I've been readying a crazy quilt top for hanging, and thought I'd share some photos with you. Like the six-pointed star quilt and the hippie crazy quilt, this is a wonderful collection of fabrics of its era, a good reference collection of colors and print styles.
I think this quilt was made in or around the first decade of the 1900s. Like any scrap bag quilt, there are several decades of fabrics represented. The majority of these fabrics date to the 1890s and 19-oughts, and with some maybe from the 1880s.
Hallmarks of this era are two color prints and prints with less fine detailing than those from earlier in the 1800s. Many of these prints are on a solid rather than a detailed background.

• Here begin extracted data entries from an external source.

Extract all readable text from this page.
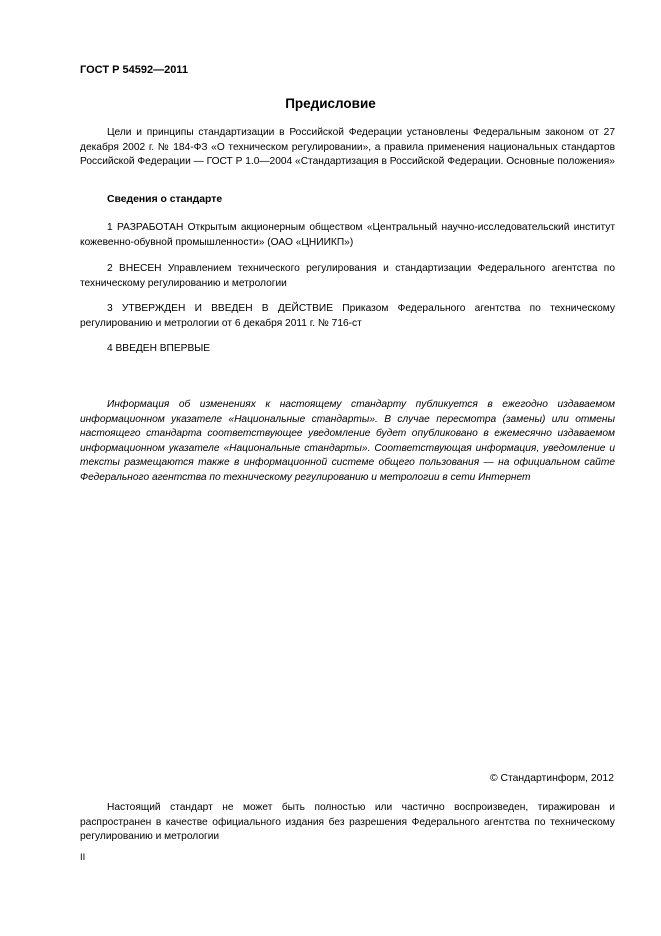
ГОСТ Р 54592—2011
Предисловие
Цели и принципы стандартизации в Российской Федерации установлены Федеральным законом от 27 декабря 2002 г. № 184-ФЗ «О техническом регулировании», а правила применения национальных стандартов Российской Федерации — ГОСТ Р 1.0—2004 «Стандартизация в Российской Федерации. Основные положения»
Сведения о стандарте
1 РАЗРАБОТАН Открытым акционерным обществом «Центральный научно-исследовательский институт кожевенно-обувной промышленности» (ОАО «ЦНИИКП»)
2 ВНЕСЕН Управлением технического регулирования и стандартизации Федерального агентства по техническому регулированию и метрологии
3 УТВЕРЖДЕН И ВВЕДЕН В ДЕЙСТВИЕ Приказом Федерального агентства по техническому регулированию и метрологии от 6 декабря 2011 г. № 716-ст
4 ВВЕДЕН ВПЕРВЫЕ
Информация об изменениях к настоящему стандарту публикуется в ежегодно издаваемом информационном указателе «Национальные стандарты». В случае пересмотра (замены) или отмены настоящего стандарта соответствующее уведомление будет опубликовано в ежемесячно издаваемом информационном указателе «Национальные стандарты». Соответствующая информация, уведомление и тексты размещаются также в информационной системе общего пользования — на официальном сайте Федерального агентства по техническому регулированию и метрологии в сети Интернет
© Стандартинформ, 2012
Настоящий стандарт не может быть полностью или частично воспроизведен, тиражирован и распространен в качестве официального издания без разрешения Федерального агентства по техническому регулированию и метрологии
II
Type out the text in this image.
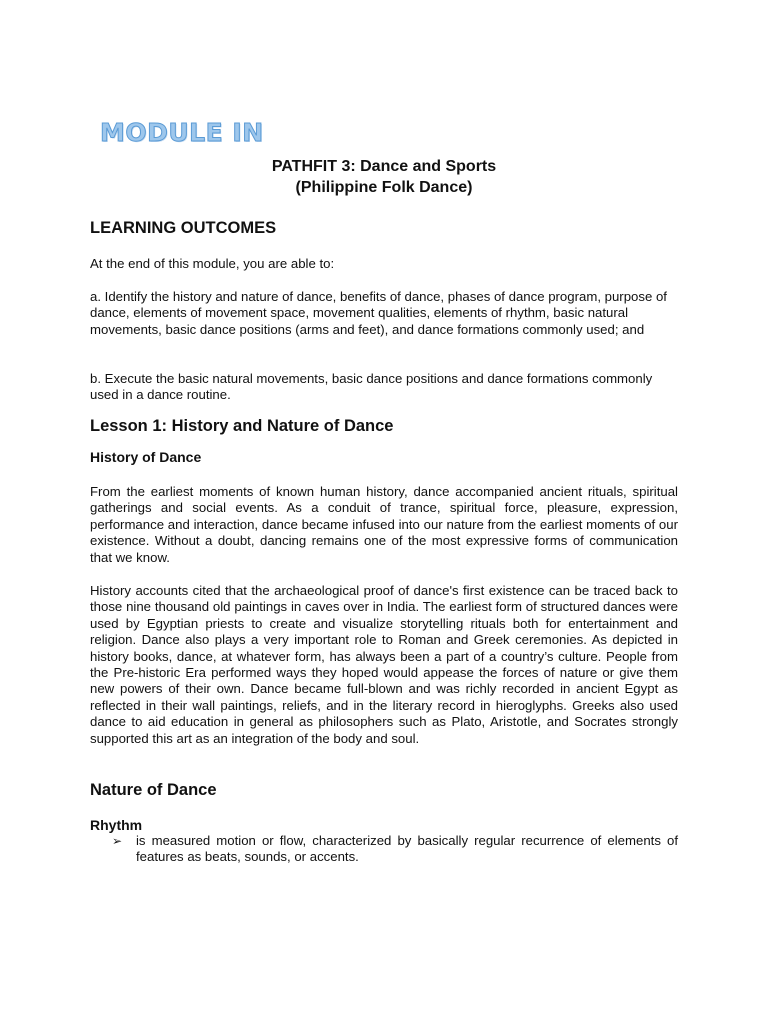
MODULE IN
PATHFIT 3: Dance and Sports
(Philippine Folk Dance)
LEARNING OUTCOMES
At the end of this module, you are able to:
a. Identify the history and nature of dance, benefits of dance, phases of dance program, purpose of dance, elements of movement space, movement qualities, elements of rhythm, basic natural movements, basic dance positions (arms and feet), and dance formations commonly used; and
b. Execute the basic natural movements, basic dance positions and dance formations commonly used in a dance routine.
Lesson 1: History and Nature of Dance
History of Dance
From the earliest moments of known human history, dance accompanied ancient rituals, spiritual gatherings and social events. As a conduit of trance, spiritual force, pleasure, expression, performance and interaction, dance became infused into our nature from the earliest moments of our existence. Without a doubt, dancing remains one of the most expressive forms of communication that we know.
History accounts cited that the archaeological proof of dance's first existence can be traced back to those nine thousand old paintings in caves over in India. The earliest form of structured dances were used by Egyptian priests to create and visualize storytelling rituals both for entertainment and religion. Dance also plays a very important role to Roman and Greek ceremonies. As depicted in history books, dance, at whatever form, has always been a part of a country’s culture. People from the Pre-historic Era performed ways they hoped would appease the forces of nature or give them new powers of their own. Dance became full-blown and was richly recorded in ancient Egypt as reflected in their wall paintings, reliefs, and in the literary record in hieroglyphs. Greeks also used dance to aid education in general as philosophers such as Plato, Aristotle, and Socrates strongly supported this art as an integration of the body and soul.
Nature of Dance
Rhythm
➢	is measured motion or flow, characterized by basically regular recurrence of elements of features as beats, sounds, or accents.
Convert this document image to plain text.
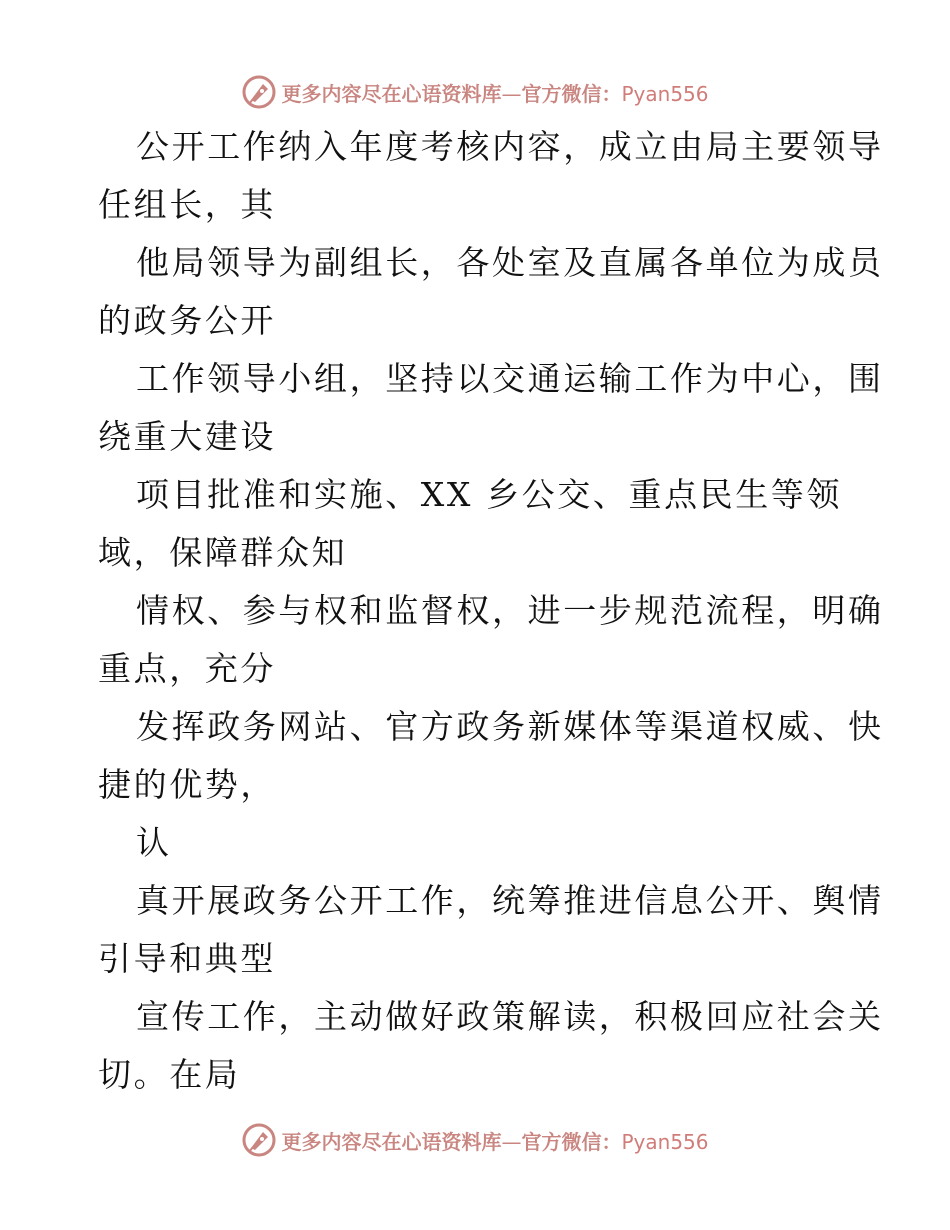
更多内容尽在心语资料库—官方微信：Pyan556
公开工作纳入年度考核内容，成立由局主要领导
任组长，其
他局领导为副组长，各处室及直属各单位为成员
的政务公开
工作领导小组，坚持以交通运输工作为中心，围
绕重大建设
项目批准和实施、XX 乡公交、重点民生等领
域，保障群众知
情权、参与权和监督权，进一步规范流程，明确
重点，充分
发挥政务网站、官方政务新媒体等渠道权威、快
捷的优势，
认
真开展政务公开工作，统筹推进信息公开、舆情
引导和典型
宣传工作，主动做好政策解读，积极回应社会关
切。在局
更多内容尽在心语资料库—官方微信：Pyan556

The so-called "mourning prints", black on white prints with enough patterning to look like black and grey, also date to this era. There are also some "double pinks" which were popular for so many decades that they are not a very good time marker. The color palette of red, brown, black, navy, and the lighter "cadet blue" is pretty common for these decades. The reds, as here, can be quite bright by comparison to reds earlier in the 1800s.
This is a quilt top, never finished, and therefore probably never used. So it presents all these fabrics in pretty much their original colors. It's a great reminder that keeping a quilt away from the fading and stresses of everyday use, washing, and daylight can really make a difference in the longevity of the quilt.
And check out the purple and green on black prints in these two blocks - so very 1890s.
A book I find very helpful for learning about fabrics through the decades is Dating Fabrics: A color guide 1800-1960 by Eileen Trestain. It has pages and pages of swatch-sized photos for each stylistic era, arranged according to color.